By Chris Emma—
LAKE FOREST, Ill. (CBS) – The name Darren Sproles is sure to follow Tarik Cohen all throughout his NFL career.
It's a natural comparison, with the two running backs standing at just 5-foot-6. Sproles is the present-day benchmark for undersized running backs, while Cohen was made a fourth-round pick of the Bears this past April. At some point, the Sproles comparison will get old, right?
"I don't get sick of it," Cohen said Monday at Halas Hall. "Darren Sproles is a great player. (He has) been in the league very long, a prominent player and he's really opened the door for backs such as me, of our size and stature."
Of course, there's context to the Sproles comparison inside of Halas Hall. Bears general manager Ryan Pace served as director of player personnel in New Orleans when his front office brought in Sproles to make an impact with the Saints.
During three seasons in New Orleans from 2011 through 2013, Sproles combined for 232 receptions, 1,981 receiving yards and 16 receiving touchdowns … as a running back.
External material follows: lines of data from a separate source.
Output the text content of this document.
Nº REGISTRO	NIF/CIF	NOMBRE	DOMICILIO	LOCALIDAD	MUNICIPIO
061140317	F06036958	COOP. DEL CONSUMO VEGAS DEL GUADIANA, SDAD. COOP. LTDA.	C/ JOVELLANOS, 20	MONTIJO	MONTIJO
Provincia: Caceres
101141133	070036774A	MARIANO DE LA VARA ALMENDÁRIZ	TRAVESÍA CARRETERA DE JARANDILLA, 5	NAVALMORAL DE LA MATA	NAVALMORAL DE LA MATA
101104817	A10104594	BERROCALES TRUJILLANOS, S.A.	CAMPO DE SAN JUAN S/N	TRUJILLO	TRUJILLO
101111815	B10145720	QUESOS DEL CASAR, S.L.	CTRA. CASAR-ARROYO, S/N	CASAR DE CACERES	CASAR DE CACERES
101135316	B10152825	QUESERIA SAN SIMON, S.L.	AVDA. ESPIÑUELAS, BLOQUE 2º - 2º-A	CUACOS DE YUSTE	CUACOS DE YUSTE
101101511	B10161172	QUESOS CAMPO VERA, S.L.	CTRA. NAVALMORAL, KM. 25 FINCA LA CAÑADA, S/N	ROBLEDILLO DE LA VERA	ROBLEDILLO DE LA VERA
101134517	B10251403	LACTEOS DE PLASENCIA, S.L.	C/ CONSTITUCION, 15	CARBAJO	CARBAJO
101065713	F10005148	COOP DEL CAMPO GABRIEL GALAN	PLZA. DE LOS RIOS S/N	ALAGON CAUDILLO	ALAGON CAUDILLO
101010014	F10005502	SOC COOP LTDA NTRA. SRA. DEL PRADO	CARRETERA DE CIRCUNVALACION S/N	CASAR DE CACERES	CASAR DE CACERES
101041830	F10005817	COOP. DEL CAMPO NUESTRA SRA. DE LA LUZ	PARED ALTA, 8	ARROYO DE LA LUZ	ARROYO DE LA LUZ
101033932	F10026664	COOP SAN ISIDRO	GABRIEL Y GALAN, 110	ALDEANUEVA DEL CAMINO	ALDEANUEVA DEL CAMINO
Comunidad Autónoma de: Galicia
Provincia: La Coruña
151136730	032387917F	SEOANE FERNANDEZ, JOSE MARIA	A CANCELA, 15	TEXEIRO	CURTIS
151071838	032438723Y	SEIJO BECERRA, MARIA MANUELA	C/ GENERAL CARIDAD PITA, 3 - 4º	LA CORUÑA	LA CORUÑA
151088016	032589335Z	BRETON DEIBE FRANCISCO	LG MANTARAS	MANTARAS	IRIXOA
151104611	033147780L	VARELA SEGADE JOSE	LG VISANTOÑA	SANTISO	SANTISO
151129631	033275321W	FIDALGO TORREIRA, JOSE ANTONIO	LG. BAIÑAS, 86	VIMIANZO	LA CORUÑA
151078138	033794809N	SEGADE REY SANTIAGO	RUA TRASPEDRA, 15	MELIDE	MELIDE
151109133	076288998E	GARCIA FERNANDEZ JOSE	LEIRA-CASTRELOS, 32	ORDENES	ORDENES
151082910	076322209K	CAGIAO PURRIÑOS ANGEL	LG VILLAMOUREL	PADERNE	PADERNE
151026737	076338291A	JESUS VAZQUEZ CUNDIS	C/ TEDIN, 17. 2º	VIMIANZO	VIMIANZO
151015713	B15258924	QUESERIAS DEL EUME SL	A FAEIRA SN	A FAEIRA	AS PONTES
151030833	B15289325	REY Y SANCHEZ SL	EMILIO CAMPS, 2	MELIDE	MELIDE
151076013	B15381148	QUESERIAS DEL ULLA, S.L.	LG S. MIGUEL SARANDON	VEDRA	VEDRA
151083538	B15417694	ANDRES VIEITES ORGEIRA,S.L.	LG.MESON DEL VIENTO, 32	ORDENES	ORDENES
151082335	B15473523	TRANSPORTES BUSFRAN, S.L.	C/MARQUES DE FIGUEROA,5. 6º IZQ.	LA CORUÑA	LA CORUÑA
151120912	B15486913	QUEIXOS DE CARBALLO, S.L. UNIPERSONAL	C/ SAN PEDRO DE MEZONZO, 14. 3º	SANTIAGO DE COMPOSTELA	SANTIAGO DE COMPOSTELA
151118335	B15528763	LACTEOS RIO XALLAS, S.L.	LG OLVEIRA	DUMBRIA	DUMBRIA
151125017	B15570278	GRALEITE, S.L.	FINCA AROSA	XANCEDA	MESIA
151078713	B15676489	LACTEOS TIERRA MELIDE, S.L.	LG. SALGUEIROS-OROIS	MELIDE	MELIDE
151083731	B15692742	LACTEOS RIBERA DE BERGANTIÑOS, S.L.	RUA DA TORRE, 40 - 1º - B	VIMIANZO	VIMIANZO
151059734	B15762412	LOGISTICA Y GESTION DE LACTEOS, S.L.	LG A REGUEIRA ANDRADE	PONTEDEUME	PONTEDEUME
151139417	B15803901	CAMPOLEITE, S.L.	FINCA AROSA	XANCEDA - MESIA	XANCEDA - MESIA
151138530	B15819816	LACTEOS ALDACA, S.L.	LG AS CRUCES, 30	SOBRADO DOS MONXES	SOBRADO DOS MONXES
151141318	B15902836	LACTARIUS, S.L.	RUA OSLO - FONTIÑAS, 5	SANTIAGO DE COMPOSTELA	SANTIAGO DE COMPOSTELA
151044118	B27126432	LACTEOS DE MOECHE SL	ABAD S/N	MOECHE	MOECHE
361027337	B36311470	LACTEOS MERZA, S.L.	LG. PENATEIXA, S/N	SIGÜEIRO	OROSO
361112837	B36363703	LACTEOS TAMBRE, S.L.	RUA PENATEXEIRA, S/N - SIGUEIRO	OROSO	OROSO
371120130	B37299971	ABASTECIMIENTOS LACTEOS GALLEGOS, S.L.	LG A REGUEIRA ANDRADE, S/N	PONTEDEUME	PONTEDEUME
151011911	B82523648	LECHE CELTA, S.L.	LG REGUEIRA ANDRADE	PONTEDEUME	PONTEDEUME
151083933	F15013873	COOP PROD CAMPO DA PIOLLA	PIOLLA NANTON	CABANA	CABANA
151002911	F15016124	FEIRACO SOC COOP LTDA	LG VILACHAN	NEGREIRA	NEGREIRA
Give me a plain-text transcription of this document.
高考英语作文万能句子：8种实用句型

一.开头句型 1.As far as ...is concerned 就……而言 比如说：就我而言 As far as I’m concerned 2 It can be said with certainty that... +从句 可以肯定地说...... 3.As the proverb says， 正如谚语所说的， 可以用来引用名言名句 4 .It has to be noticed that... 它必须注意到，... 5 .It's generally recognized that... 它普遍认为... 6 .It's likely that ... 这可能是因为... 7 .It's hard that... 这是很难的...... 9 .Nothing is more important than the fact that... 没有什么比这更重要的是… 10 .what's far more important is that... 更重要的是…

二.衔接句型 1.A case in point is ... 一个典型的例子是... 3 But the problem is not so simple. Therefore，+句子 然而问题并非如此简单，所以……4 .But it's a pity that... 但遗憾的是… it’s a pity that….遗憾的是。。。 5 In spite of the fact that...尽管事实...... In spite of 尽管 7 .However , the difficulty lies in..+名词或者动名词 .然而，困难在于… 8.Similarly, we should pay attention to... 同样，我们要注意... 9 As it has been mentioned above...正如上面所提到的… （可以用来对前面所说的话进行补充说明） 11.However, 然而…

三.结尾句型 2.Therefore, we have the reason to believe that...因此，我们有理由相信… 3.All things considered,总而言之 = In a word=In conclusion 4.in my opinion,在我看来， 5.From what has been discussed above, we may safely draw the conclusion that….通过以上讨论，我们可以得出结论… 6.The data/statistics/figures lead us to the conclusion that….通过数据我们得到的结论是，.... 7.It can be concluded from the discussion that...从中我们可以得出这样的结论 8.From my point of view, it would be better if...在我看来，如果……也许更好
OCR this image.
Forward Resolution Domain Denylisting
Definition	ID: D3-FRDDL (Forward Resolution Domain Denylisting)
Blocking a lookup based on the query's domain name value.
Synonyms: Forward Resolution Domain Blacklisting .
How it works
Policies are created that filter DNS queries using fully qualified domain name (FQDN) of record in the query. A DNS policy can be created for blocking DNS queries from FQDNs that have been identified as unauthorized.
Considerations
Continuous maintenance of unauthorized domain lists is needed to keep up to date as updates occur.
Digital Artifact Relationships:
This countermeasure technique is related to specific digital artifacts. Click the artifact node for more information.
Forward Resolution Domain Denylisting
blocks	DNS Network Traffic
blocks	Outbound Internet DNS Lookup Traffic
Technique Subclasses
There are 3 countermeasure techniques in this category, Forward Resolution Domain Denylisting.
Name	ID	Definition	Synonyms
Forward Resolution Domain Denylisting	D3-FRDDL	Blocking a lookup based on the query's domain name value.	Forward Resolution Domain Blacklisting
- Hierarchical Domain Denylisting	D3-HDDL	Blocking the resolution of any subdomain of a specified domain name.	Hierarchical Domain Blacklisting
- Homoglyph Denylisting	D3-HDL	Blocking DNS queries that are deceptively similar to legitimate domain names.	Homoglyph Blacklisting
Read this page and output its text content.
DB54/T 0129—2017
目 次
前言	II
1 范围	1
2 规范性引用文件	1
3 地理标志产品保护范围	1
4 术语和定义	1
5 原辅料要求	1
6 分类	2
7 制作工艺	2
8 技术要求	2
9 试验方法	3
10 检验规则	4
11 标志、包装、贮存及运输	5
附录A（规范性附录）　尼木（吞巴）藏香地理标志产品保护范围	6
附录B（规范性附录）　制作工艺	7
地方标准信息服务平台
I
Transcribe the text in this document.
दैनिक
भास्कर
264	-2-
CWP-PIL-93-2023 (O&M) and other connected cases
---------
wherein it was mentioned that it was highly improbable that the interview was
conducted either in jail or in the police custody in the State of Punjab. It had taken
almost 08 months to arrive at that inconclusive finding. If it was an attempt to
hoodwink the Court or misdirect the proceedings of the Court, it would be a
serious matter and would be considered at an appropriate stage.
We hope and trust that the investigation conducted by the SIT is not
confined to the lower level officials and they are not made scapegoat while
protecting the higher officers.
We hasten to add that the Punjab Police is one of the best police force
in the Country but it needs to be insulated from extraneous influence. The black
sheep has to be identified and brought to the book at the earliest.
He also worked in as the No. 2 option in the backfield, averaging 5.7 yards per carry in those three seasons.
Cohen hopes to be a difference-maker in a similar regard. The MEAC's all-time leading rusher and a North Carolina A&T product, he takes great pride in that path to the NFL, but there's a lofty standard now the he has entered the league.
"I feel like I can be an explosive player," he said. "I like to think of myself as a spark plug – make a play here and there to get everyone fired up."
Bears coach John Fox isn't typically one to offer lofty praise toward individuals, but he has spoken highly of Cohen ever since training camp.
Faith from this coaching staff is clear as Cohen has been entrusted with offensive responsibility. The Bears first tested Cohen after Jeremy Langford suffered another ankle sprain early in training camp.
They wanted to see if Cohen's speed could translate to the NFL, and he continuously hit the edge. They wanted to see if he could catch passes out of the backfield, and he kept finding open field. They wanted to see if he could take a hit, and he bounced back up every time.
Because of the emergence of Cohen, Langford became expendable and was released by the Bears on Sunday, a year after he entered the regular season as a starter. Cohen will work as the No. 2 to Jordan Howard and offers a change of pace. For an offense lacking difference-makers at receiver, a player like Cohen can bring a crucial element. Offensive coordinator Dowell Loggains can work him at running back one play and then receiver the next. Cohen is someone the defense must notice before each play.
Pace referred to Cohen as a joker back after Day 3 of the draft wrapped up, meaning a running back capable of lining up all over the field and working multiple roles in the running and passing game. Cohen has shown he can fit with that job description, and a steady dose of work is likely on tap.
The Bears have a great deal of belief that they have a Sproles-like difference-maker in their backfield.